The scientific principles and technologies involved in making the transition from a basic biological observation to the creation of a new drug emphasizing molecular and genetic issues. Prerequisite: biochemistry, chemistry, or bioengineering.

Instructors: Grimes, K. and Mochly-Rosen, D.


Chemical and Systems Biology 250. The Biology of Chromatin-Templated Processes

(Offered 2012-2013 and alternating years : Winter Quarter : 4 units)

Topics include eukaryotic gene activation and silencing; DNA replication, recombination, and repair; mechanisms of checkpoint activation; chromatin structure and modification; epigenetic phenomena in biology; RNA-mediated gene regulatory mechanisms; and nuclear reprogramming.

Instructors: Cimprich, K. and Wysocka, J.


Chemical and Systems Biology 260: Concepts and Applications in Chemical Biology

(Offered 2013-2014 and alternating years : Spring Quarter : 4 units)

Topics include chemical genetics, activity-based probes, inducible protein degradation, DNA/RNA chemistry and molecular evolution, protein labeling, carbohydrate engineering, fluorescent proteins and sensors, optochemical/optogenetic methods, mass spectrometry, and genome-editing technologies.

Instructor: Chen, J.


Chemical and Systems Biology 270. Research Seminar

(Offered 2013-2014 and typically every year : Autumn, Winter, and Spring Quarters : 1 unit)

Guest speakers and discussion on current research in cell, chemical, and systems biology.
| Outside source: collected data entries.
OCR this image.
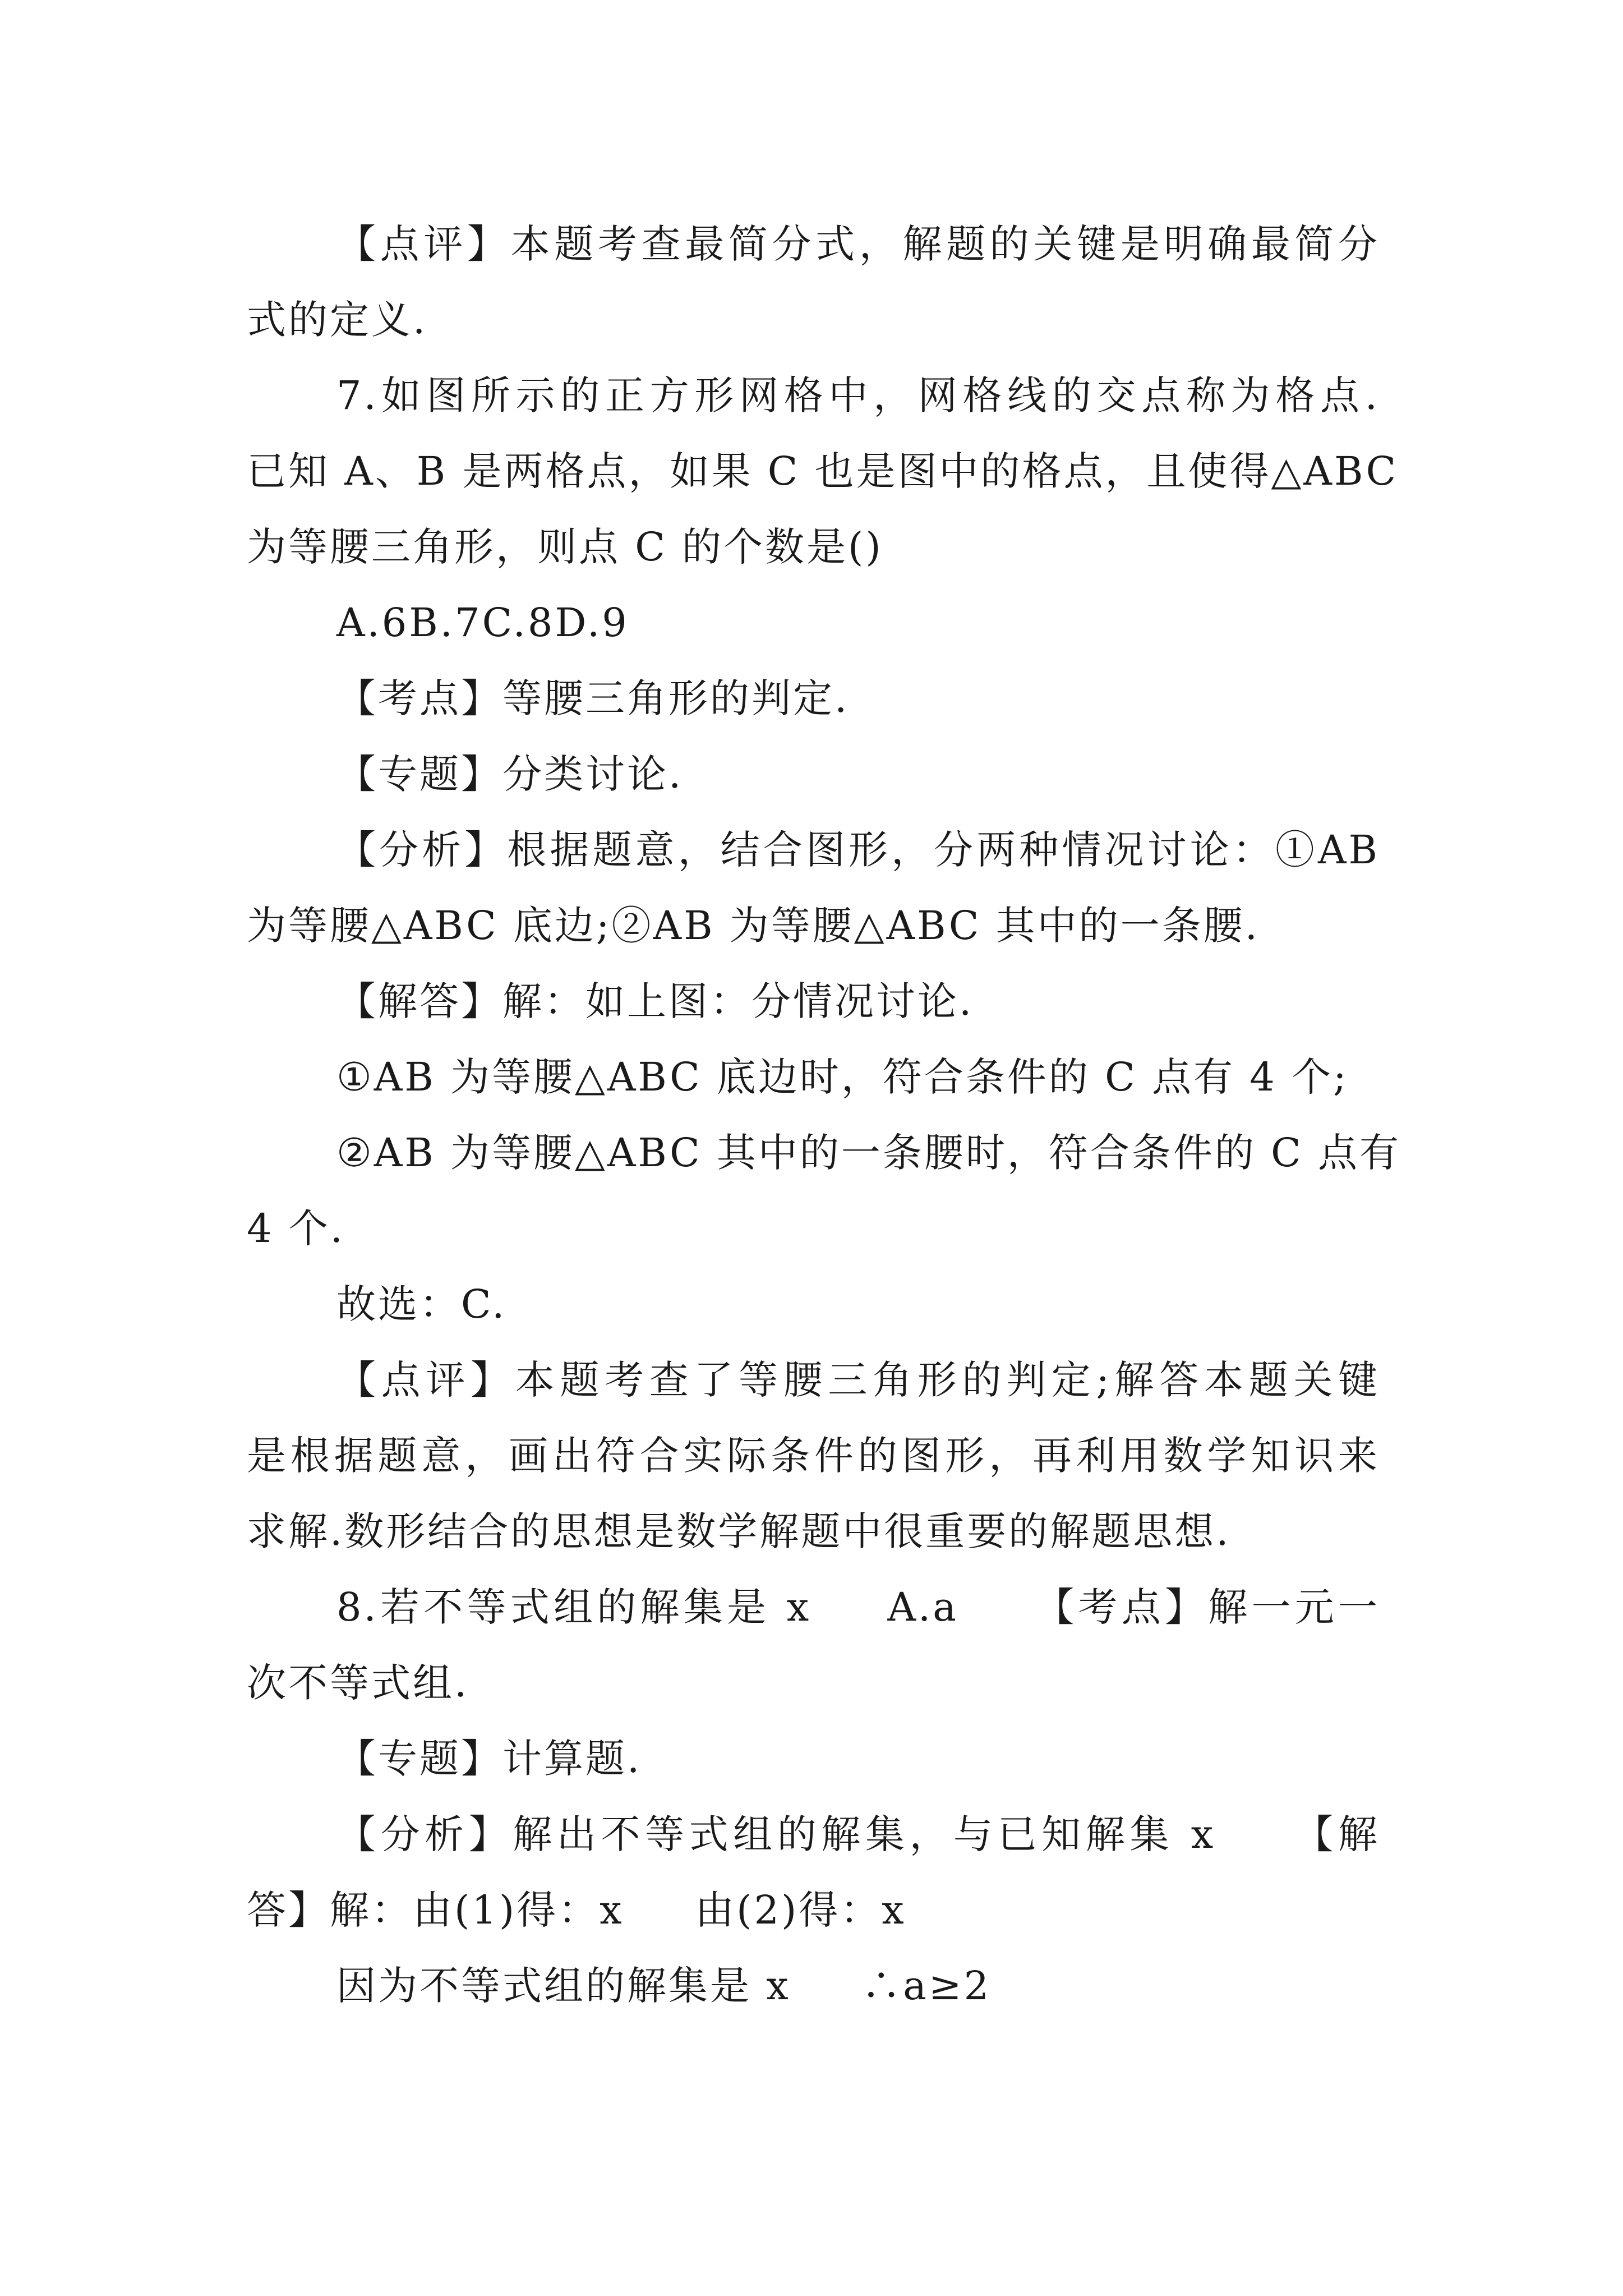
【点评】本题考查最简分式，解题的关键是明确最简分
式的定义.
7.如图所示的正方形网格中，网格线的交点称为格点.
已知 A、B 是两格点，如果 C 也是图中的格点，且使得△ABC
为等腰三角形，则点 C 的个数是()
A.6B.7C.8D.9
【考点】等腰三角形的判定.
【专题】分类讨论.
【分析】根据题意，结合图形，分两种情况讨论：①AB
为等腰△ABC 底边;②AB 为等腰△ABC 其中的一条腰.
【解答】解：如上图：分情况讨论.
①AB 为等腰△ABC 底边时，符合条件的 C 点有 4 个;
②AB 为等腰△ABC 其中的一条腰时，符合条件的 C 点有
4 个.
故选：C.
【点评】本题考查了等腰三角形的判定;解答本题关键
是根据题意，画出符合实际条件的图形，再利用数学知识来
求解.数形结合的思想是数学解题中很重要的解题思想.
8.若不等式组的解集是 x 　 A.a 　 【考点】解一元一
次不等式组.
【专题】计算题.
【分析】解出不等式组的解集，与已知解集 x 　 【解
答】解：由(1)得：x 　 由(2)得：x
因为不等式组的解集是 x 　 ∴a≥2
Instructors: Elias, J. and Teruel, M.


Chemical and Systems Biology 271. Principles of Cell Cycle Control

(Offered 2013-2014 : Fall Quarter : 3 units)

Genetic analysis of the key regulatory circuits governing the control of cell division. Illustration of key principles that can be generalized to other synthetic and natural biological circuits. Focus on tractable model organisms; growth control; irreversible biochemical switches; chromosome duplication; mitosis; DNA damage checkpoints; MAPK pathway-cell cycle interface; oncogenesis. Analysis of classic and current primary literature.

Instructors: Skotheim, J. and Ferrell, J.